The survey cities reported that on average 30 percent of homeless adults were severely mentally ill, while 17 percent were physically disabled, 16 percent were victims of domestic violence, and 3 percent were HIV Positive. Nineteen percent of homeless adults were employed and 13 percent were veterans. While San Francisco says there has been a 30 percent reduction of homeless veterans from 2011 to 2013, officials in Nashville reported that their most-needed resource continues to be “adequate, safe, clean, affordable housing units for homeless veterans”, as well as meaningful employment with a living wage, plus “more mental health resources, including non-VA clinicians who can diagnose PTSD [Posttraumatic stress disorder].”

Meanwhile, the number of families experiencing homelessness has also increased across the survey cities by an average of 4 percent, with 64 percent of the cities reporting an increase and two cities saying the number stayed the same.

Asked to identify the three major causes of homelessness among families with children, 68 percent of the cities cited poverty, 60 percent blamed lack of affordable housing, and 56 percent referred to unemployment.

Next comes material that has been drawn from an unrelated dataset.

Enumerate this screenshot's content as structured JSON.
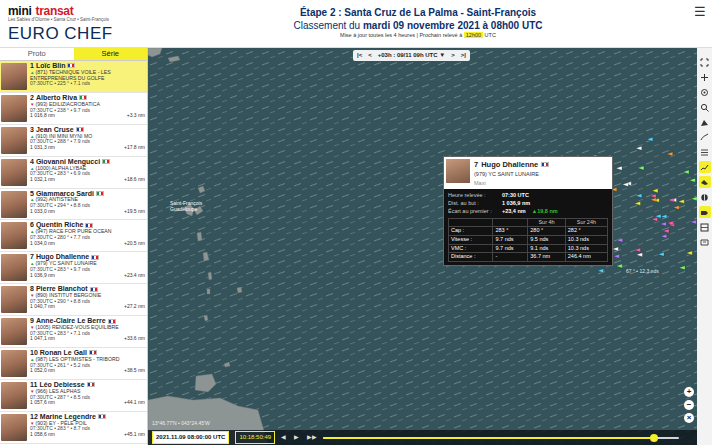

During the past year, 35 percent of the survey cities introduced policies aimed at preventing homelessness among households that have lost, or may lose, their homes to foreclosure.

However, officials in 62 percent of the cities expect resources to provide emergency shelter to decrease over the next year, with 14 percent expecting that decrease to be substantial and 48 percent expecting it to be moderate.

While 46 percent of the survey cities expect the number of homeless individuals to increase over the next year, providing more mainstream assisted housing is at the top of the officials’ list of actions needed.